Elusion(37)



A crashing sound suddenly echoes throughout the room, startling us both. We look to see what caused it and notice that a strong gust of wind has knocked a big shard of glass out of a nearby window frame. That’s when the black spray-paint numbers on the wall beneath it nearly stop my heart.

5020.

I gasp so loudly that Josh backs away from me, uncertain of what to do. I leap up from the mattress and run over to the wall, pressing my hands over the number just to make sure that it’s real. The dingy, crackling concrete under my fingernails confirms this isn’t make-believe or imagined.

Whatever is happening with Josh’s sister and her so-called friends is somehow connected to the vision of my father.

When Josh falls in on my right, Patrick’s voice is no longer ringing in my ears. Now I hear my dad calling out.

You need to find me.

I take a deep breath, letting it out slowly before speaking again. “I saw my father in Elusion last night. He was in the Thai Beach Escape, and he talked to me.”

Josh is silent for a moment, his cheeks flushing a deep shade of pink. Then he exhales and says, “Tell me everything.”

As the wind outside continues to howl, I tell him over the rattling windows about my dad, the crumbling Escape, and the number 5020 carved in the sand. When I’m done, the room is as black as the oil clouds outside.

“This can’t be just a coincidence,” I say to Josh. “There has to be a link between what happened to me in Elusion and what’s going on with Nora.”

“So what do we do now?” he asks me, but when I feel him take my hand again, it’s like he already knows what my answer will be.

“We find out the truth on our own.”


Inside my father’s study, everything is exactly as it was the morning we found out he died. His worn brown leather slippers are near the foot of his favorite nest chair. The laminate coating on his desk has a thin film of dust over it. The central air is still set at what my dad thought was the perfect temperature—sixty-eight degrees. But what stands out the most are the walls, which are covered with antique paintings and drawings in square gilded frames. Gorgeous landscape scenes filled with serene baby blue skies, rolling green hills, and picturesque lighthouses perched on towering stacks of rocks.

“When’s the last time you were in here?”

I feel Josh’s eyes on me, but I don’t turn around when I answer him. I guess I’m a little afraid that my composure might crack if I see his face.

“Six months ago, I think.” I walk over to my dad’s chair and graze my fingers along one of the armrests. “I woke up at three o’clock in the morning and wandered downstairs to the kitchen for a glass of water. On my way upstairs, I saw a light peeking out through a slit at the bottom of the study door.”

I risk a glance at Josh, and I see his lips are turned up in a sweet yet concerned smile, like he regrets asking me this question.

“Dad and I didn’t see each other much back then. He was always at the Orexis lab, working on Elusion, and when he was home, he was too tired for anything but small talk.” I sit down in my father’s chair. “I knew I shouldn’t disturb him. He treated this room like a private library. But I came in anyway and”—I cover my mouth after letting out a laugh—“he was just sitting here, doing these stupid word puzzles on his tab.”

Josh chuckles. “Sounds like top secret work to me.”

“We wound up solving a ton of them together. We didn’t even notice the sunrise through the window.”

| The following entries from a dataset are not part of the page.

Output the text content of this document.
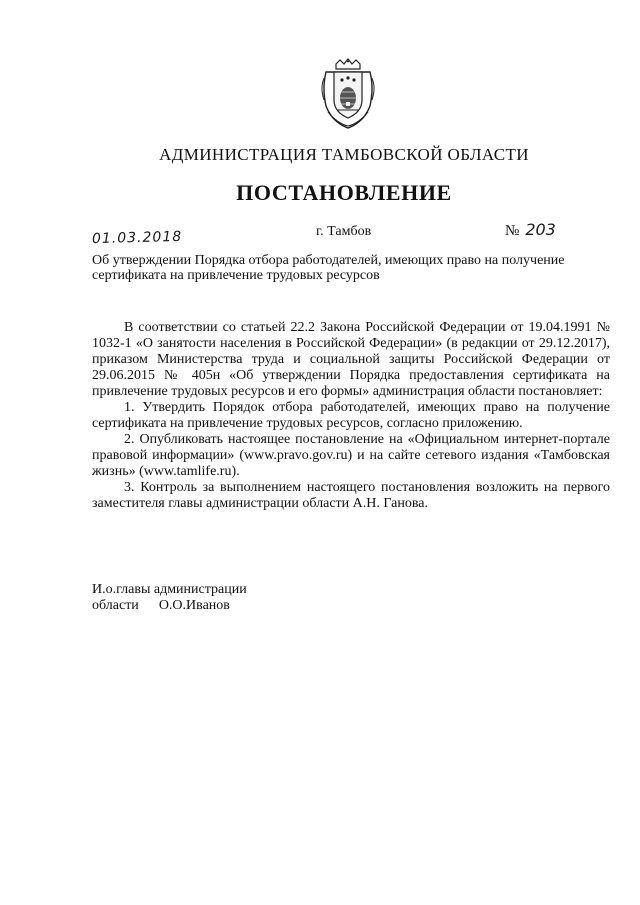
АДМИНИСТРАЦИЯ ТАМБОВСКОЙ ОБЛАСТИ
ПОСТАНОВЛЕНИЕ
01.03.2018	г. Тамбов	№ 203
Об утверждении Порядка отбора работодателей, имеющих право на получение
сертификата на привлечение трудовых ресурсов

В соответствии со статьей 22.2 Закона Российской Федерации от 19.04.1991 № 1032-1 «О занятости населения в Российской Федерации» (в редакции от 29.12.2017), приказом Министерства труда и социальной защиты Российской Федерации от 29.06.2015 № 405н «Об утверждении Порядка предоставления сертификата на привлечение трудовых ресурсов и его формы» администрация области постановляет:

1. Утвердить Порядок отбора работодателей, имеющих право на получение сертификата на привлечение трудовых ресурсов, согласно приложению.

2. Опубликовать настоящее постановление на «Официальном интернет-портале правовой информации» (www.pravo.gov.ru) и на сайте сетевого издания «Тамбовская жизнь» (www.tamlife.ru).

3. Контроль за выполнением настоящего постановления возложить на первого заместителя главы администрации области А.Н. Ганова.

И.о.главы администрации
области О.О.Иванов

Suddenly my eyes fill up with tears, and I quickly swivel around so that my back is to Josh.

“What do you think we’ll find in here?” Josh asks after a brief pause. I know he realizes I’m upset, and I appreciate him not forcing the subject.

I glance at the closet at the far left of the room. Behind its closed door, on the top shelf, there is a silver box with the Orexis logo emblazoned on the side. In it are Dad’s personal items, which Patrick brought over to the house a week after my father’s accident. My mother hid the box away because she couldn’t bring herself to go through it.

But I have to. I don’t have a choice. Something is wrong with Elusion, and this box is the only remaining unexamined piece of the life my dad left behind.

“I’m not sure,” I murmur. “But hopefully there’s something that will give us answers.”

I get up from the chair and walk toward the closet, which opens the moment I step in front of the motion sensors. I stand up on my tiptoes and stretch, grabbing the box.

“Do you need help with that?” Josh asks, reaching up to assist me.

But when I pull it down, I’m surprised by its lightness.

“No, I’m okay. This thing is, like, less than a pound.”

Josh takes the box out of my hands, holding it at different angles and inspecting it carefully. “Yeah, this looks like metal, but it’s probably made of something like carbon-fiber polymer. Where do you want me to put this?”

I point to my dad’s desk and Josh sets the box down. My heart in my throat, I take a laser pen out of his top desk drawer and shave through the thick strip of quick-seal across the top of the box. I breathe in deep and open it up. Inside there are only a handful of items, and one of them I’ve already seen before.

Tucked underneath a mug with my picture printed on it is a paperback edition of Walden.